Nesta critica, não se está colocando a sociedade contra o crescimento e desenvolvimento econômico, e muito menos acusando ninguém e nenhum empreendimento, o que se está cobrando, é o fortalecimento dos órgãos ambientais licenciadores, em especial os municipais, como no caso a SMAC, pois estes são os órgãos que atuam diretamente sobre o controle da poluição e do impacto ambiental local. Precisamos que todos entendam que para alcançar os objetivos do desenvolvimento sustentável (ODS), e para ter a garantia de uma Gestão ambiental pública de qualidade, que o instrumento do licenciamento ambiental não seja enfraquecido ou negligenciado. E para que este procedimento possa ser ágil e simplificado é obrigatório manter uma equipe técnica competente e prestigiada, e a imposição das medidas de controle ambientais cabíveis e pertinentes, para a garantia de um meio ambiente equilibrado, bem de uso comum do povo e essencial a qualidade de vida, conforme determina o artigo 225 da nossa Constituição Federal brasileira.
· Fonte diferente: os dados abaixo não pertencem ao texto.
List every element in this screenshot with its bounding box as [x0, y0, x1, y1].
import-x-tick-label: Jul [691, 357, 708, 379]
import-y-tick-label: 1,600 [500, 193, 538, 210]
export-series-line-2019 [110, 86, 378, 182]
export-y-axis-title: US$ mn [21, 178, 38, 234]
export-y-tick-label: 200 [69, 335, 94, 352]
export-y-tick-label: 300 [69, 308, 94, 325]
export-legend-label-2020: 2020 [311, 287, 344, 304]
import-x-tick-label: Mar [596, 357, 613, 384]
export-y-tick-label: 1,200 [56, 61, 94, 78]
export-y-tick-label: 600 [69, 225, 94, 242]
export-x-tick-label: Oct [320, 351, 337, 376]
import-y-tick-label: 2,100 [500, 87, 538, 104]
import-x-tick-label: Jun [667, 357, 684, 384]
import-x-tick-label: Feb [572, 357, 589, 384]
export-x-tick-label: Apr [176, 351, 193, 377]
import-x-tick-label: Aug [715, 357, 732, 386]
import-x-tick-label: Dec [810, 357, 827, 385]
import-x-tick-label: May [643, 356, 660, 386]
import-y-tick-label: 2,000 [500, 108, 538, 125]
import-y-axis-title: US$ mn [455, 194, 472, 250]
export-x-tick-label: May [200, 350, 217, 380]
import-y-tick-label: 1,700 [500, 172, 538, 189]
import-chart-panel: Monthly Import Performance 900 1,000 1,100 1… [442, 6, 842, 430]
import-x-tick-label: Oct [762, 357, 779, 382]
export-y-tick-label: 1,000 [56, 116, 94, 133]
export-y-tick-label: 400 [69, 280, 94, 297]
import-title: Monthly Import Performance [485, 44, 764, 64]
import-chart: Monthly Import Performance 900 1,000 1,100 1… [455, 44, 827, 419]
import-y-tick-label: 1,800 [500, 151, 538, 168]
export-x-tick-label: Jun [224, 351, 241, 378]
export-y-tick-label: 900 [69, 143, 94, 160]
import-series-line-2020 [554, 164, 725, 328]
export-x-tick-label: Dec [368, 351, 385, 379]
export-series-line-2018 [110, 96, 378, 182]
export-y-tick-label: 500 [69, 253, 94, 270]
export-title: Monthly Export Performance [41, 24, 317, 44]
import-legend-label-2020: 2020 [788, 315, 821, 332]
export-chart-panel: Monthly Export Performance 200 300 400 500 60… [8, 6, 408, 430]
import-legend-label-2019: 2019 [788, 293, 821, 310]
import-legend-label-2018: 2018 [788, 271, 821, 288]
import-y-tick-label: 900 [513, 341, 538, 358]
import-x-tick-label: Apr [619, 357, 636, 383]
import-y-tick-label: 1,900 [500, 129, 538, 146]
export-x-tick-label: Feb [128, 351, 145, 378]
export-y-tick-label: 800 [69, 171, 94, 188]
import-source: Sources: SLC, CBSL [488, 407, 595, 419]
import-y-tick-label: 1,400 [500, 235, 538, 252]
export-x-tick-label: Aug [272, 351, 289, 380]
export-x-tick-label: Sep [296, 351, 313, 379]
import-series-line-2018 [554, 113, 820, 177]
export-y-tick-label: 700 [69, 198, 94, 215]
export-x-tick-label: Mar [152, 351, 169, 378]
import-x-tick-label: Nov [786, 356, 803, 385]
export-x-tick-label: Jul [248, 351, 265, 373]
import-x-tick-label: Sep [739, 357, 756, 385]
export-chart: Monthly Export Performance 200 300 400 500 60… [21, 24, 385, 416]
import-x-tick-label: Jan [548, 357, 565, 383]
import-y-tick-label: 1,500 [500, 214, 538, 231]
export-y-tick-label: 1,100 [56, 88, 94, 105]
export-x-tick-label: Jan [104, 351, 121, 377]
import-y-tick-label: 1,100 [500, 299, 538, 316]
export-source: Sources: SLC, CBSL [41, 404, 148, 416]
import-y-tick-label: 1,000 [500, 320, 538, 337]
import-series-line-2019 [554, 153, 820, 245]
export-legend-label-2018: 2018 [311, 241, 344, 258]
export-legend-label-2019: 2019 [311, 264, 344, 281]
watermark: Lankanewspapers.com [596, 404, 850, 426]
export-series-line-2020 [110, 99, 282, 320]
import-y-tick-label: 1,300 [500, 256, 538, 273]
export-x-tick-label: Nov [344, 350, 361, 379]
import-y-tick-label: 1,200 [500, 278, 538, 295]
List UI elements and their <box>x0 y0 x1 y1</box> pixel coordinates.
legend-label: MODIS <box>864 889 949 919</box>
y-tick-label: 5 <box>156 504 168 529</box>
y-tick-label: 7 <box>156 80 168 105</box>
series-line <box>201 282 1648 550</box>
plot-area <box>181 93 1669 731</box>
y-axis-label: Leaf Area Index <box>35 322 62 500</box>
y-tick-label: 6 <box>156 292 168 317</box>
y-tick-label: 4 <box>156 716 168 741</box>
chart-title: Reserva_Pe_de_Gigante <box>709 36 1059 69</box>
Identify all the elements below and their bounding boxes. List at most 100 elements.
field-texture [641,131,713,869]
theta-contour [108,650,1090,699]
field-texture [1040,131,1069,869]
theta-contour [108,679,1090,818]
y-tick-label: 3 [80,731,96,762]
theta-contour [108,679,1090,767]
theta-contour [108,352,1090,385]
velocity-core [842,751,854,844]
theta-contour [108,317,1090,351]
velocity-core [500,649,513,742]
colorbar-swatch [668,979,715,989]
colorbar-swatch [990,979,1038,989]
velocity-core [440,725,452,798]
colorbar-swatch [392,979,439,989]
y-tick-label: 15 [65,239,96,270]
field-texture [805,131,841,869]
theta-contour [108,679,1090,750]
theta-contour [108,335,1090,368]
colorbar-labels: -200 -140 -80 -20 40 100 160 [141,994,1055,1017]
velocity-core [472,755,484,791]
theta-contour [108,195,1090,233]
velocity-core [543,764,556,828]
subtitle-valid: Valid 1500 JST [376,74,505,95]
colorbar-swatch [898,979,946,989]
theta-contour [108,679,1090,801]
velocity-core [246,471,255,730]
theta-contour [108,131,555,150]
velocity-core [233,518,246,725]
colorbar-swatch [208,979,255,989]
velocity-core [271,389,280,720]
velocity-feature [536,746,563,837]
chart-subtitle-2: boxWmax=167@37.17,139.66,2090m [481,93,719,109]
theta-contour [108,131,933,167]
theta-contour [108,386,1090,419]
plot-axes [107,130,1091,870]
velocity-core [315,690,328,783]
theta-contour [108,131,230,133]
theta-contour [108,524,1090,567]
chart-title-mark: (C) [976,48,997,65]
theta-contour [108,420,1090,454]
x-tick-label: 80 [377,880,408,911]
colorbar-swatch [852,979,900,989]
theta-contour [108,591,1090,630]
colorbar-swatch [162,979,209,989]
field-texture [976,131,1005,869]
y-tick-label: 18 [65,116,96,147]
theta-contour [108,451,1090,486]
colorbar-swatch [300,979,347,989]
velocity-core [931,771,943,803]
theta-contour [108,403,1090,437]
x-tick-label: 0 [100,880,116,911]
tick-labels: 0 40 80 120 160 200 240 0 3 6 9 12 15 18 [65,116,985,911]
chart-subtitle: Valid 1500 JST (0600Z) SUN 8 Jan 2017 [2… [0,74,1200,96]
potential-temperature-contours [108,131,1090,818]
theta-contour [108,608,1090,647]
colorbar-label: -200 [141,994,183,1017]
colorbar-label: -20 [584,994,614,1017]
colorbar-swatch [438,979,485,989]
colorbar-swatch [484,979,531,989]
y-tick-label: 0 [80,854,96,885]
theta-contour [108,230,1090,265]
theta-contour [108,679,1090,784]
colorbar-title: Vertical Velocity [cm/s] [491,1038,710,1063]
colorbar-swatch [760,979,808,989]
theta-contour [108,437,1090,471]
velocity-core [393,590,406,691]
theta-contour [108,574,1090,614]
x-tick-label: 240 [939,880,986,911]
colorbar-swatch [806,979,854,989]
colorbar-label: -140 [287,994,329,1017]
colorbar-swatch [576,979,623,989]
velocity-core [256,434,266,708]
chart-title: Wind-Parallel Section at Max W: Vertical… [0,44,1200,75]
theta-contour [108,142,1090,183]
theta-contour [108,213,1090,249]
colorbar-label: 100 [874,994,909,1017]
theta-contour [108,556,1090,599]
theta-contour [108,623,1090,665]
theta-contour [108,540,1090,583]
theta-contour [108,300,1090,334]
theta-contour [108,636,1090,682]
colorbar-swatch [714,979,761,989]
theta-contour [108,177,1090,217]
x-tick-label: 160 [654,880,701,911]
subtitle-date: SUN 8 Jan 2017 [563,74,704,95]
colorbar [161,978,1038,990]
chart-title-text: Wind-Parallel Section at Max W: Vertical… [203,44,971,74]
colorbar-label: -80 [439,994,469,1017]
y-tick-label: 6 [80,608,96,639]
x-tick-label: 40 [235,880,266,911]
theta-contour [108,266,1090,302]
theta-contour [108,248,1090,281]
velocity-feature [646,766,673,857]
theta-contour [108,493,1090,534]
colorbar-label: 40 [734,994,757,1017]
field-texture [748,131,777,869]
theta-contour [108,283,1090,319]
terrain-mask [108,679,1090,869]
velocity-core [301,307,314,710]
Estamos vigilantes e convencidos de que dias melhores virão. O ambiente, o desenvolvimento e a sociedade agradecem!

As opiniões e informações publicadas nas seções de colunas e análises são de responsabilidade de seus autores e não necessariamente representam a opinião do site ((o))eco. Buscamos nestes espaços garantir um debate diverso e frutífero sobre conservação ambiental.

  • Antonio Marcos Barreto

    Vice-presidente Nacional da ANAMMA (Associação Nacional de Órgãos Municipais de Meio Ambiente)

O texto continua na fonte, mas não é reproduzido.